Die europäische Wettbewerbspolitik steht vor allem in drei Sektoren vor grossen Herausforderungen. Die Debatte um die Öffnung der Institutionen der Daseinsvorsorge für den Wettbewerb (was nicht identisch ist mit «Privatisierung») zeigt ein sehr differenziertes Spannungsfeld. Die Befürchtungen, dass es dabei zu unüberwindlichen Konflikten kommen könnte, sind aber übertrieben. Die Politik hat in der Bundesrepublik schrittweise ein besseres Verständnis für ein Nebeneinander unterschiedlicher Lösungen und für ein sektorielles Vorgehen entwickelt. Was für die Telekom gut ist, kann nicht unbedingt direkt auf andere Bereiche, wie etwa die Wasserversorgung übertragen werden. Was die öffentliche Hand an Versorgungsleistungen zu erbringen hat, ist eine Frage, die auf nationaler Ebene abzuhandeln ist. Der jeweilige Bedarf ist national festzulegen, aber die Abwicklung des Strukturwandels soll nach europäischen Regeln erfolgen.

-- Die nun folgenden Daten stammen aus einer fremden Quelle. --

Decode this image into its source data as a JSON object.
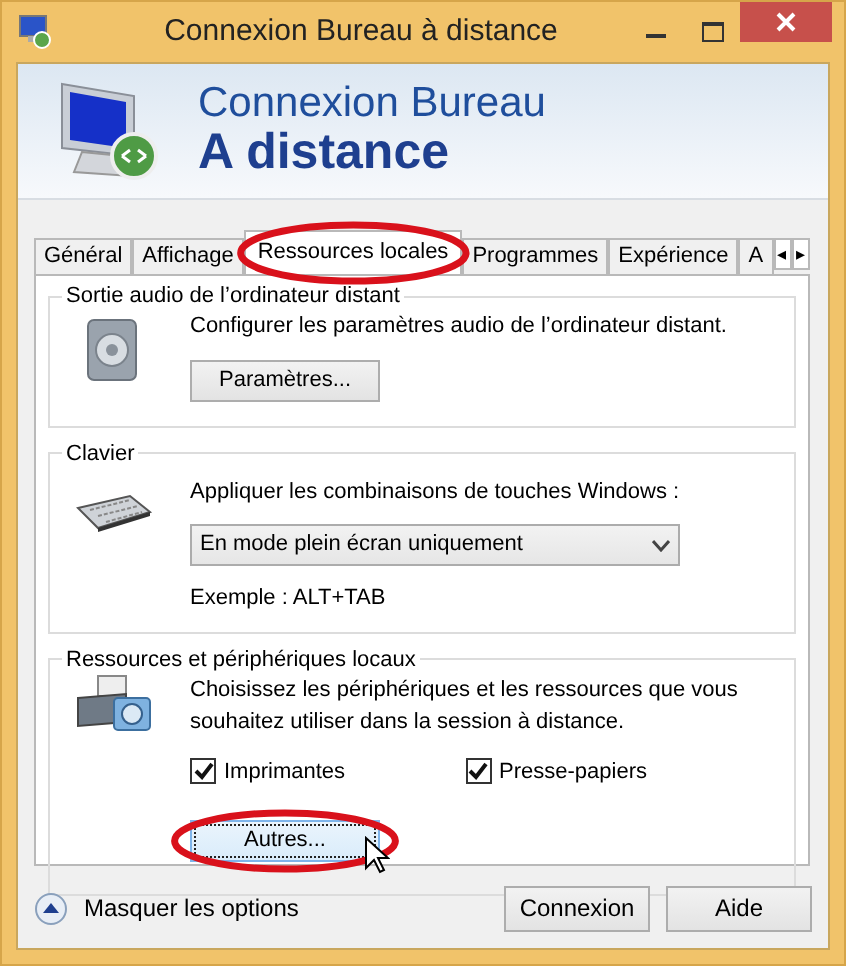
{
  "window": {
    "title": "Connexion Bureau à distance"
  },
  "header": {
    "line1": "Connexion Bureau",
    "line2": "A distance"
  },
  "tabs": [
    {
      "label": "Général",
      "selected": false,
      "circled": false
    },
    {
      "label": "Affichage",
      "selected": false,
      "circled": false
    },
    {
      "label": "Ressources locales",
      "selected": true,
      "circled": true
    },
    {
      "label": "Programmes",
      "selected": false,
      "circled": false
    },
    {
      "label": "Expérience",
      "selected": false,
      "circled": false
    },
    {
      "label": "A",
      "selected": false,
      "circled": false
    }
  ],
  "tab_scroll": [
    "◂",
    "▸"
  ],
  "groups": [
    {
      "kind": "audio",
      "legend": "Sortie audio de l’ordinateur distant",
      "description": "Configurer les paramètres audio de l’ordinateur distant.",
      "button": {
        "label": "Paramètres...",
        "circled": false,
        "hovered": false
      }
    },
    {
      "kind": "keyboard",
      "legend": "Clavier",
      "description": "Appliquer les combinaisons de touches Windows :",
      "select": {
        "value": "En mode plein écran uniquement"
      },
      "example": "Exemple : ALT+TAB"
    },
    {
      "kind": "resources",
      "legend": "Ressources et périphériques locaux",
      "description": "Choisissez les périphériques et les ressources que vous souhaitez utiliser dans la session à distance.",
      "checkboxes": [
        {
          "label": "Imprimantes",
          "checked": true
        },
        {
          "label": "Presse-papiers",
          "checked": true
        }
      ],
      "button": {
        "label": "Autres...",
        "circled": true,
        "hovered": true
      }
    }
  ],
  "footer": {
    "toggle": "Masquer les options",
    "buttons": [
      "Connexion",
      "Aide"
    ]
  }
}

Das Gesundheitswesen ist mit seinen unterschiedlichen Mischformen staatlicher und privater Dienstleistungen ein zunehmend unbewältigter Problembereich der Wettbewerbspolitik. Der grenzüberschreitende Markt für Pharma-Erzeugnisse und die Mobilität der Patienten kann aufgrund unterschiedlicher Versorgungssysteme zu absurden Situationen führen. Die sogenannte «alte Industriepolitik» auf nationaler Ebene rückt glücklicherweise an den Rand des Interesses; dafür sind Bestrebungen im Gang, die Wettbewerbsfähigkeit der europäischen Industrie insgesamt zu fördern. Vor übertriebenen Erwartungen muss dabei allerdings gewarnt werden.

Und die Schweiz?

Auch die Schweiz kann sich der zunehmenden Verflechtung unserer Volkswirtschaften nicht entziehen. Im Vergleich mit den OECD-Staaten und mit der EU war ihre Wettbewerbspolitik bisher unterentwickelt. Die Schweiz gilt mit guten Gründen als Kartellparadies. Das Freihandelsabkommen von 1972 ist unzulänglich und in seiner wettbewerbspolitischen Substanz nie richtig aktiviert worden. Die wirtschaftliche Realität hat allerdings einen Druck erzeugt, unter dem das Schweizer Wettbewerbsrecht und die darauf abgestützte Praxis angepasst wurde. Die Bereitschaft zur Kooperation und zu einer weitgehenden de-facto-Anwendung des EU-Rechts kann aber nicht über den Anachronismus des derzeitigen Zustandes hinwegtäuschen. Es besteht ein offensichtliches Missverhältnis zwischen der Intensität der wirtschaftlichen Verflechtung und den zur Verfügung stehenden Regelungsinstrumenten.